AGM Resolution for Re-appointment of Statutory Auditors of the Company for a second term of five years

To re-appoint _______________________ (Name of Audit Firm) __________________ (ICAI Firm Registration No), Chartered Accountants as Statutory Auditors of the Company for a second term of five years and in this regard pass the following resolution as an Ordinary Resolution:

 “RESOLVED THAT pursuant to the provisions of Section 139, Section 142 and other applicable provisions, if any, of the Companies Act, 2013 read with the Companies (Audit and Auditors) Rules, 2014 (including any statutory modification(s) or re-enactment(s) thereof, for the time being in force) and pursuant to the recommendations of the Audit Committee, _______________________ (Name of Audit Firm) __________________ (ICAI Firm Registration No) be and are hereby re-appointed as Statutory Auditors of the Company for a second term of five years to hold office from the conclusion of ___________ (Number of Present Annual General Meeting i.e. “T”) Annual General Meeting till the conclusion of ___________ (Number of Annual General Meeting i.e., “T+5”) Annual General Meeting on such remuneration plus taxes and reimbursement of out of pocket expenses as may be incurred by them in connection with audit of accounts of the Company, as may be mutually agreed upon between the Board of Directors and the Statutory Auditors

RESOLVED FURTHER THAT the Board of Directors of the Company be and are hereby authorized to settle any question, difficulty or doubt, that may arise and to do all such acts, deeds and things as may be necessary, proper or expedient for the purpose of giving effect to this Resolution

AGM Resolution for Re-appointment of Director who retires by rotation

To re-appoint ___________________ (Name of Director) ____________ (Director Identification Number) as Director, who retires by rotation and, being eligible, offers himself for re-appointment and in this regard pass the following resolution as an Ordinary Resolution:

“RESOLVED THAT pursuant to Section 152 and other applicable provisions of the Companies Act, 2013 and Rules made thereunder, if any (including any statutory modifications or re-enactment thereof) and the Articles of Association of the Company, ___________________ (Name of Director) ____________ (Director Identification Number) who retires by rotation and being eligible, be and is hereby re-appointed as a Director of the Company, liable to retire by rotation.
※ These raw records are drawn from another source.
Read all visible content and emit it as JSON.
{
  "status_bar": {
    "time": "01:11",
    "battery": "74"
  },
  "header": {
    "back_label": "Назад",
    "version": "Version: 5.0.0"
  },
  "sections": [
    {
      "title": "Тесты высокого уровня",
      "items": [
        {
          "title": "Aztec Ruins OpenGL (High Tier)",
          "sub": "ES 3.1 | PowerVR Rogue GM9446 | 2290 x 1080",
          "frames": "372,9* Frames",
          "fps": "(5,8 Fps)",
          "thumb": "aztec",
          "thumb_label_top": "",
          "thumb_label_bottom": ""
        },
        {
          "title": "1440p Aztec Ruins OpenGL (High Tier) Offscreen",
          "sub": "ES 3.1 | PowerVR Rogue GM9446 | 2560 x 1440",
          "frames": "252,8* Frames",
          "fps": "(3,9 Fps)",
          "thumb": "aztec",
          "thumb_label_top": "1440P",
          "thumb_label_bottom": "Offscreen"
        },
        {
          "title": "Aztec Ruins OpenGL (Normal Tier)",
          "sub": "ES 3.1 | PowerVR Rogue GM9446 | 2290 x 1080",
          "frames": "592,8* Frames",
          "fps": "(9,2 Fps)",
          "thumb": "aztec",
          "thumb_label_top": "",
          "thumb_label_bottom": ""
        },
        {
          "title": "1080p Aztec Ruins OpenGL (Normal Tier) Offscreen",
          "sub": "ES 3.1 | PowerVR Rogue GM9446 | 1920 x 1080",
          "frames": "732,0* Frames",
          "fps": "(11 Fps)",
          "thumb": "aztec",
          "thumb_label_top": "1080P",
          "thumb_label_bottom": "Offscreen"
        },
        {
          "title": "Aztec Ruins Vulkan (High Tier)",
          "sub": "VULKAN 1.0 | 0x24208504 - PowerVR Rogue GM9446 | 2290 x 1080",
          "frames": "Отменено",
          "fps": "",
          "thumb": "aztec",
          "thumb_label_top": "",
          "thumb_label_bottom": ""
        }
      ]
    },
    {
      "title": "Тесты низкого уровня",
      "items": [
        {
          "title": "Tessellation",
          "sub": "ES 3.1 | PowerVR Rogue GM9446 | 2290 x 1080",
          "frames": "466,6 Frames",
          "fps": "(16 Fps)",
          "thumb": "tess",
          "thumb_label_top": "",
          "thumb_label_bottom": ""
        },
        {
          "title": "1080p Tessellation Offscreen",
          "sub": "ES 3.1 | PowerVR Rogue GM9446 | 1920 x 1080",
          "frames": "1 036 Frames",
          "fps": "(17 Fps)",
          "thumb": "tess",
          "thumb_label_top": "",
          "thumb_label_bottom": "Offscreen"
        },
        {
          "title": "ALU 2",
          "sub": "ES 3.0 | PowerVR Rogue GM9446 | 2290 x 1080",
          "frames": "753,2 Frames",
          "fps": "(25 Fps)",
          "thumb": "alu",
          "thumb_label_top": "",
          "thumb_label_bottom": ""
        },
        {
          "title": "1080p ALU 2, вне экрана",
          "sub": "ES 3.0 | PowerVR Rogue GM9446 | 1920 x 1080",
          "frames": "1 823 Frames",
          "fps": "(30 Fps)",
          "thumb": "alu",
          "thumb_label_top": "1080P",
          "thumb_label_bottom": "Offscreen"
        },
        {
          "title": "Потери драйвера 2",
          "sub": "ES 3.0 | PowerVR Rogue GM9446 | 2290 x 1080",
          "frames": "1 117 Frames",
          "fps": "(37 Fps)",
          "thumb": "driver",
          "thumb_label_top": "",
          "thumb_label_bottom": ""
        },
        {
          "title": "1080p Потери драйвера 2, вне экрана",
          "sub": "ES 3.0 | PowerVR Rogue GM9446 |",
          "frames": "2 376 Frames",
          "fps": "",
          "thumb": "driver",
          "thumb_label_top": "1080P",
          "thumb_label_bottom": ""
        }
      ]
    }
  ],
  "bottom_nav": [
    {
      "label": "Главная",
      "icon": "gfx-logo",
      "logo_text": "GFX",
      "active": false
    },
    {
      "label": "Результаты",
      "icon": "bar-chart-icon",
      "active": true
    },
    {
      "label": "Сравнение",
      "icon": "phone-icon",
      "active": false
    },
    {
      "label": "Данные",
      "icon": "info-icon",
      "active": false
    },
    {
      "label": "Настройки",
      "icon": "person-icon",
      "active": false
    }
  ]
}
Special Resolution for Appointment of Independent Director for a Period of 5 (five) years

“RESOLVED THAT pursuant to the provisions of Sections 149, 150, 152 and any other applicable provisions of the Companies Act, 2013 and the rules made thereunder (including any statutory modification(s) or re-enactment(s) thereof for the time being in force) read with Schedule IV to the Companies Act, 2013 and the applicable regulations of the SEBI (Listing Obligations and Disclosure Requirements) Regulations, 2015, _______________________ (Name of Independent Director) _______________ (Director Identification Number), who was appointed as an Additional Director of the Company with effect from ____________________ (Date of Appointment) under Section 161(1) of the Companies Act, 2013 by the Board of Directors, based on the recommendation of the Nomination and Remuneration Committee, who meets the criteria of independence, and whose term of office as an Additional Director expires at this Annual General Meeting, and in respect of whom a notice in writing pursuant to Section 160 of the Companies Act, 2013 has been received from a shareholder in the prescribed manner, be and is hereby appointed as an Independent Director of the Company, not liable to retire by rotation for a term of 5(five) years Commencing from _________________ (Date of Appointment) to ___________________  (Date of Office expires)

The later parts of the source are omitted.